Overheard at Table 1: Irene Morgan Kirkaldy

Ada says, "Well, shoot, I never knew that there was someone before Claudette Colvin!    Seems like there is always more to learn about our history!

"This woman is amazing, and I'm amazed I never knew her story... read it here!

[from second link]
Irene Amos was born on April 9, 1917 in Baltimore, Maryland to Robert and Ethel Amos. She attended the local elementary school, and was raised as a Seventh-day Adventist along with her eight other siblings. Amos dropped out of high school to work and help her family during the Great Depression. She worked on the production line for B-26 Marauders at the Glenn L. Martin Aircraft Company in Baltimore. There she met dock worker Sherwood Morgan and the couple soon married and had a son, Sherwood Jr., and a daughter, Brenda.

Morgan was spending time with her mother in Gloucester, Virginia after a recent miscarriage. On July 16, 1944, she bought a $5 ticket from the “colored” window at nearby Haye’s Grocery Store and boarded a Greyhound bus to return home to Baltimore, Maryland. She sat in the back of the bus, the spot designated for “colored” people. An hour into the trip, the driver came to Morgan and the woman seated next to her with a baby in her arms, and told them both to move for a white couple just boarding. Morgan refused to move, and the driver proceeded to the next town to have her arrested.

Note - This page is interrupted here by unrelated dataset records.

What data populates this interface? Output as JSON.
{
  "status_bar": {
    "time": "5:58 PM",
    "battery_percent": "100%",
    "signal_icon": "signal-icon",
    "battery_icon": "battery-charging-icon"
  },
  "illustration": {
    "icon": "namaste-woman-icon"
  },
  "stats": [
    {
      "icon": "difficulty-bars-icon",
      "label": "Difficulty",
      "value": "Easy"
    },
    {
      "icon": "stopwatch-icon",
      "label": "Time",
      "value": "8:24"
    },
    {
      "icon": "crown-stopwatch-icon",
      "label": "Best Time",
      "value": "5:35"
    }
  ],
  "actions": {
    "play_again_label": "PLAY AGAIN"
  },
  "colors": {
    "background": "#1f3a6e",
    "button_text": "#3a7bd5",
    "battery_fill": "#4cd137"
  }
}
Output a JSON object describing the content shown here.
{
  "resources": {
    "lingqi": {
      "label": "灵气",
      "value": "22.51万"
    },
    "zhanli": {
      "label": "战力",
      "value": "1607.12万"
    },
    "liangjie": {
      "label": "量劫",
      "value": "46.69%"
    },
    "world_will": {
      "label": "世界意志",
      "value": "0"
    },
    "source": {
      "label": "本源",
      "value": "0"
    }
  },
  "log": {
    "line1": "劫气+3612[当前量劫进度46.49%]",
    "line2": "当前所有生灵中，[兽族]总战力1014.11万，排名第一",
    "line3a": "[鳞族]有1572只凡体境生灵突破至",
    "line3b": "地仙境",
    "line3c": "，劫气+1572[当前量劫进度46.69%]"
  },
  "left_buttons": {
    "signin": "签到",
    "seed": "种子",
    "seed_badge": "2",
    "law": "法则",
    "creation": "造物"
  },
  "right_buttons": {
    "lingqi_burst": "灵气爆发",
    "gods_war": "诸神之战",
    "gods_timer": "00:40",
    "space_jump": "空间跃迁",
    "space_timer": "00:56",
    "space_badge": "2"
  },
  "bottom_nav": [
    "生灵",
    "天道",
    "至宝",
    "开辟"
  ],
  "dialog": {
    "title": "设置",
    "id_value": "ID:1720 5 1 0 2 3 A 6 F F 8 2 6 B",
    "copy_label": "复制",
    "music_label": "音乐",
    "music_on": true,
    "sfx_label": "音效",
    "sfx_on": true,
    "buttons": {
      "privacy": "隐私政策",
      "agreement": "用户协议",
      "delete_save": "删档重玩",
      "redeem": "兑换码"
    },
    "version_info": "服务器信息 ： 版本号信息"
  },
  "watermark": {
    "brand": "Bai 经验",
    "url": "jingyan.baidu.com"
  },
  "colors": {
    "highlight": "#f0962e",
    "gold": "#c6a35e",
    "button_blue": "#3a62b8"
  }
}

The officer gave Morgan an arrest warrant and she tore it up in his face. When the officer tried to forcibly remove her, she kicked him in the groin. Other officers responded and removed Morgan from the bus. She was arrested in Saluda, Virginia, and charged with resisting arrest and violating Virginia’s Jim Crow transit laws. Morgan pleaded guilty to the charge of resisting arrest and paid a $10 fine, but refused to plead guilty for violating “Jim Crow laws.” She appealed her conviction and was represented by William H. Hastie, with Thurgood Marshall as co-counsel. The Virginia Supreme Court ruled her in violation of the law, so she took her case, Irene Morgan v. Commonwealth of Virginia, to the U.S. Supreme Court. The Court ruled 6-1 in her favor that enforcing Virginia’s state law on interstate buses was unconstitutional.

"AND!  She was represented by William Hastie!  Yes, THAT William Hastie!"